Mountain in the Apennines in Italy

Monte Antola (in Ligurian munte Antua) is a mountain in Liguria, northern Italy, part of the Ligurian Apennines.

== Geography ==
The mountain is located between the provinces of Genoa and Alessandria. It lies at an altitude of 1597 metres.
Close to the summit is located the Rifugio Parco Antola, a mountain hut built by the Ente Parco and managed by the Club Alpino Italiano. It can accommodate up to 32 hikers or alpinists.

==Access to the summit==
Several footpaths meet on mount Antola starting from the surrounding valleys.
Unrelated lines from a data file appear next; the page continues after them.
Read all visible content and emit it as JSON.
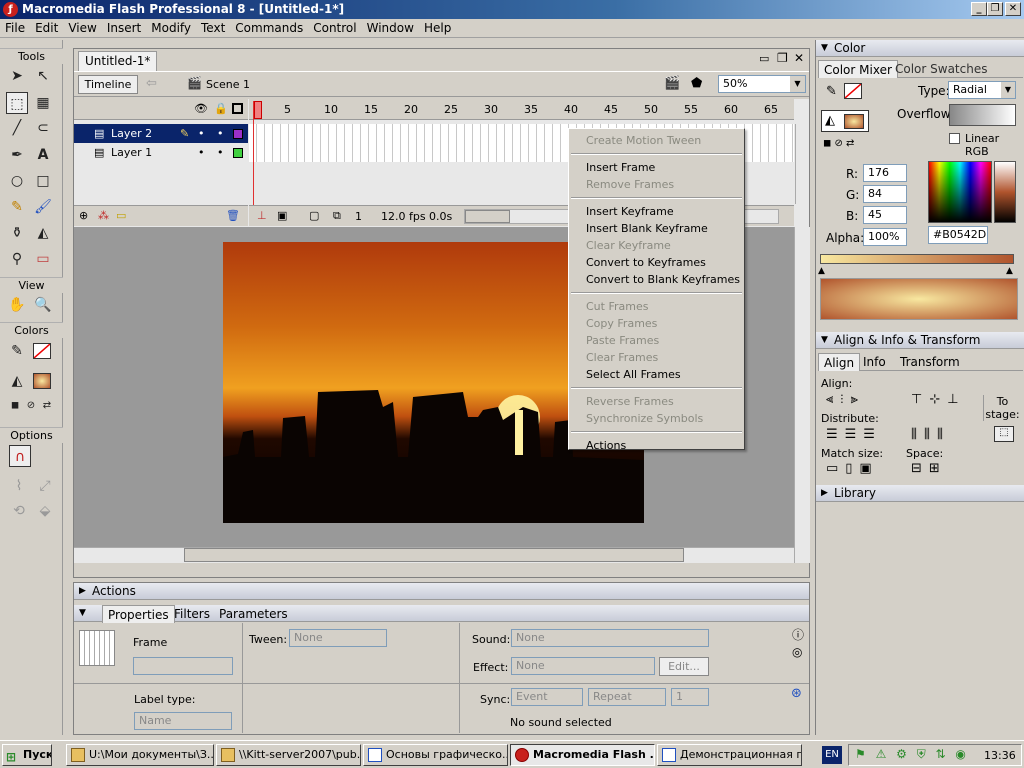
{
  "window": {
    "title": "Macromedia Flash Professional 8 - [Untitled-1*]"
  },
  "menubar": [
    "File",
    "Edit",
    "View",
    "Insert",
    "Modify",
    "Text",
    "Commands",
    "Control",
    "Window",
    "Help"
  ],
  "tools": {
    "label": "Tools",
    "view_label": "View",
    "colors_label": "Colors",
    "options_label": "Options"
  },
  "document": {
    "tab": "Untitled-1*",
    "timeline_btn": "Timeline",
    "scene": "Scene 1",
    "zoom": "50%"
  },
  "timeline": {
    "layers": [
      {
        "name": "Layer 2"
      },
      {
        "name": "Layer 1"
      }
    ],
    "ruler": [
      "1",
      "5",
      "10",
      "15",
      "20",
      "25",
      "30",
      "35",
      "40",
      "45",
      "50",
      "55",
      "60",
      "65"
    ],
    "frame": "1",
    "fps": "12.0 fps",
    "time": "0.0s"
  },
  "context_menu": [
    {
      "label": "Create Motion Tween",
      "disabled": true
    },
    {
      "sep": true
    },
    {
      "label": "Insert Frame",
      "disabled": false
    },
    {
      "label": "Remove Frames",
      "disabled": true
    },
    {
      "sep": true
    },
    {
      "label": "Insert Keyframe",
      "disabled": false
    },
    {
      "label": "Insert Blank Keyframe",
      "disabled": false
    },
    {
      "label": "Clear Keyframe",
      "disabled": true
    },
    {
      "label": "Convert to Keyframes",
      "disabled": false
    },
    {
      "label": "Convert to Blank Keyframes",
      "disabled": false
    },
    {
      "sep": true
    },
    {
      "label": "Cut Frames",
      "disabled": true
    },
    {
      "label": "Copy Frames",
      "disabled": true
    },
    {
      "label": "Paste Frames",
      "disabled": true
    },
    {
      "label": "Clear Frames",
      "disabled": true
    },
    {
      "label": "Select All Frames",
      "disabled": false
    },
    {
      "sep": true
    },
    {
      "label": "Reverse Frames",
      "disabled": true
    },
    {
      "label": "Synchronize Symbols",
      "disabled": true
    },
    {
      "sep": true
    },
    {
      "label": "Actions",
      "disabled": false
    }
  ],
  "color_panel": {
    "title": "Color",
    "tab_mixer": "Color Mixer",
    "tab_swatches": "Color Swatches",
    "type_label": "Type:",
    "type_value": "Radial",
    "overflow_label": "Overflow:",
    "linear_rgb": "Linear RGB",
    "r_label": "R:",
    "r": "176",
    "g_label": "G:",
    "g": "84",
    "b_label": "B:",
    "b": "45",
    "alpha_label": "Alpha:",
    "alpha": "100%",
    "hex": "#B0542D",
    "colors": {
      "gradient_start": "#f8e8a0",
      "gradient_end": "#b0542d"
    }
  },
  "align_panel": {
    "title": "Align & Info & Transform",
    "tabs": [
      "Align",
      "Info",
      "Transform"
    ],
    "align_label": "Align:",
    "distribute_label": "Distribute:",
    "match_label": "Match size:",
    "space_label": "Space:",
    "to_stage": "To stage:"
  },
  "library": {
    "title": "Library"
  },
  "actions": {
    "title": "Actions"
  },
  "properties": {
    "tabs": [
      "Properties",
      "Filters",
      "Parameters"
    ],
    "frame_label": "Frame",
    "tween_label": "Tween:",
    "tween_value": "None",
    "sound_label": "Sound:",
    "sound_value": "None",
    "effect_label": "Effect:",
    "effect_value": "None",
    "edit": "Edit...",
    "label_type": "Label type:",
    "label_type_value": "Name",
    "sync_label": "Sync:",
    "sync_value": "Event",
    "repeat": "Repeat",
    "repeat_count": "1",
    "no_sound": "No sound selected"
  },
  "taskbar": {
    "start": "Пуск",
    "items": [
      "U:\\Мои документы\\З...",
      "\\\\Kitt-server2007\\pub...",
      "Основы графическо...",
      "Macromedia Flash ...",
      "Демонстрационная г..."
    ],
    "lang": "EN",
    "clock": "13:36"
  }
}
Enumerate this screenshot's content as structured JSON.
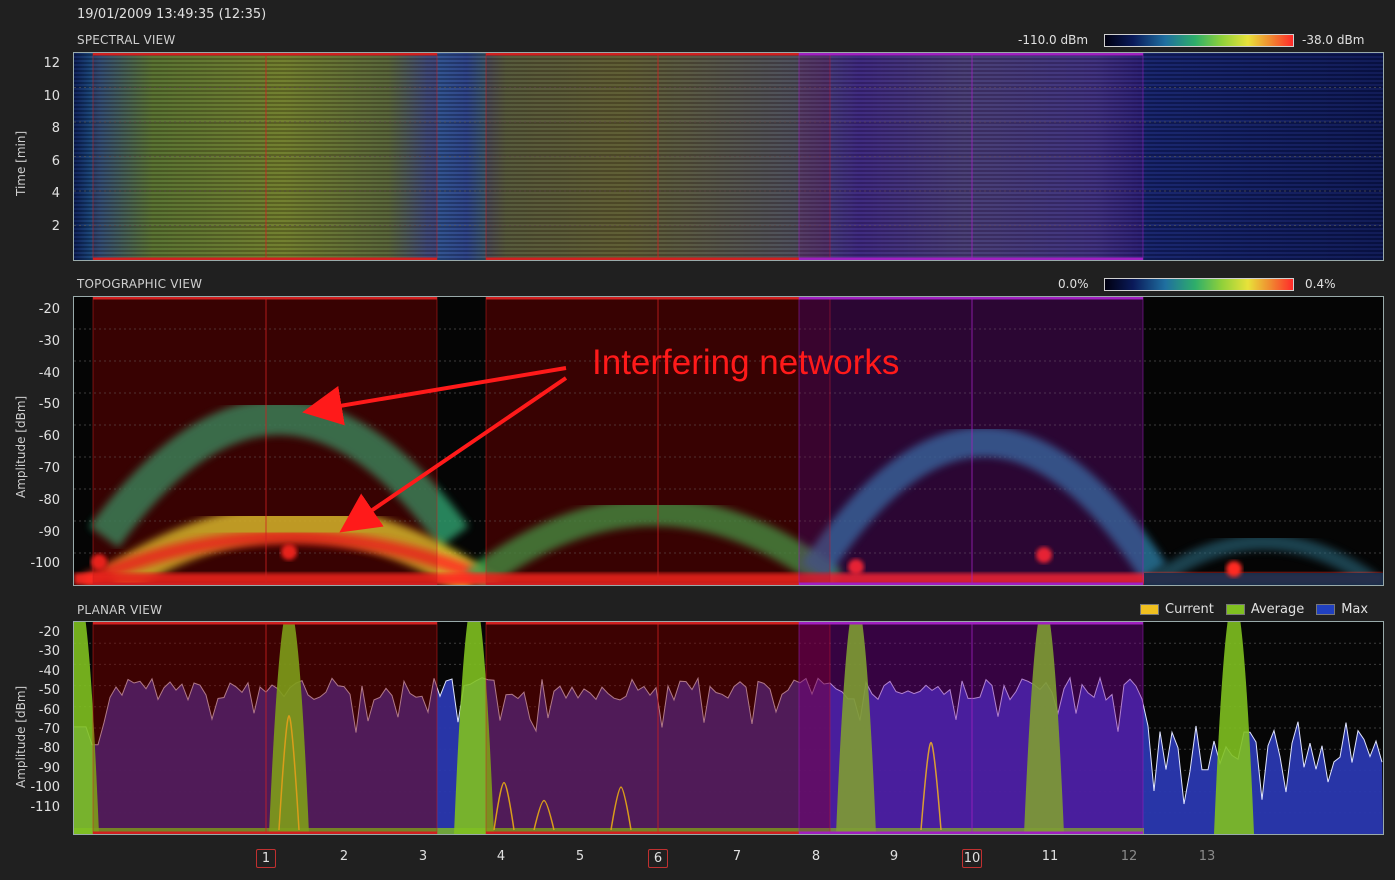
{
  "timestamp": "19/01/2009 13:49:35 (12:35)",
  "spectral": {
    "title": "SPECTRAL VIEW",
    "ylabel": "Time [min]",
    "yticks": [
      "12",
      "10",
      "8",
      "6",
      "4",
      "2"
    ],
    "scale_min": "-110.0 dBm",
    "scale_max": "-38.0 dBm"
  },
  "topographic": {
    "title": "TOPOGRAPHIC VIEW",
    "ylabel": "Amplitude [dBm]",
    "yticks": [
      "-20",
      "-30",
      "-40",
      "-50",
      "-60",
      "-70",
      "-80",
      "-90",
      "-100"
    ],
    "scale_min": "0.0%",
    "scale_max": "0.4%"
  },
  "planar": {
    "title": "PLANAR VIEW",
    "ylabel": "Amplitude [dBm]",
    "yticks": [
      "-20",
      "-30",
      "-40",
      "-50",
      "-60",
      "-70",
      "-80",
      "-90",
      "-100",
      "-110"
    ],
    "legend": [
      {
        "label": "Current",
        "color": "#f0c020"
      },
      {
        "label": "Average",
        "color": "#80c020"
      },
      {
        "label": "Max",
        "color": "#2040c0"
      }
    ]
  },
  "channels": [
    {
      "label": "1",
      "boxed": true,
      "dim": false
    },
    {
      "label": "2",
      "boxed": false,
      "dim": false
    },
    {
      "label": "3",
      "boxed": false,
      "dim": false
    },
    {
      "label": "4",
      "boxed": false,
      "dim": false
    },
    {
      "label": "5",
      "boxed": false,
      "dim": false
    },
    {
      "label": "6",
      "boxed": true,
      "dim": false
    },
    {
      "label": "7",
      "boxed": false,
      "dim": false
    },
    {
      "label": "8",
      "boxed": false,
      "dim": false
    },
    {
      "label": "9",
      "boxed": false,
      "dim": false
    },
    {
      "label": "10",
      "boxed": true,
      "dim": false
    },
    {
      "label": "11",
      "boxed": false,
      "dim": false
    },
    {
      "label": "12",
      "boxed": false,
      "dim": true
    },
    {
      "label": "13",
      "boxed": false,
      "dim": true
    }
  ],
  "annotation": "Interfering networks",
  "colors": {
    "network_red": "#d02020",
    "network_purple": "#a020c0",
    "max_fill": "#2a38b0",
    "annotation": "#ff1a1a"
  }
}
Among them can be cited:
- the route from Bavastrelli (Propata), which reaches the summit in a couple of hours passing near the new mountain hut built by the natural park;
- the route from Caprile, another village of Propata municipality, which after the saddle near Monte delle Tre Croci reaches the summit following the Po Valley/Ligurian Sea water divide. It takes around 2.30 hours' walking;
- the route from Crocefieschi, through the Incisa pass, demanding more than 4 hours of walk;
- the route from Torriglia through monte Carmo (around 3 hours).

== Conservation ==
The southern side of the mountain since 1989 is included in the Parco naturale regionale dell'Antola.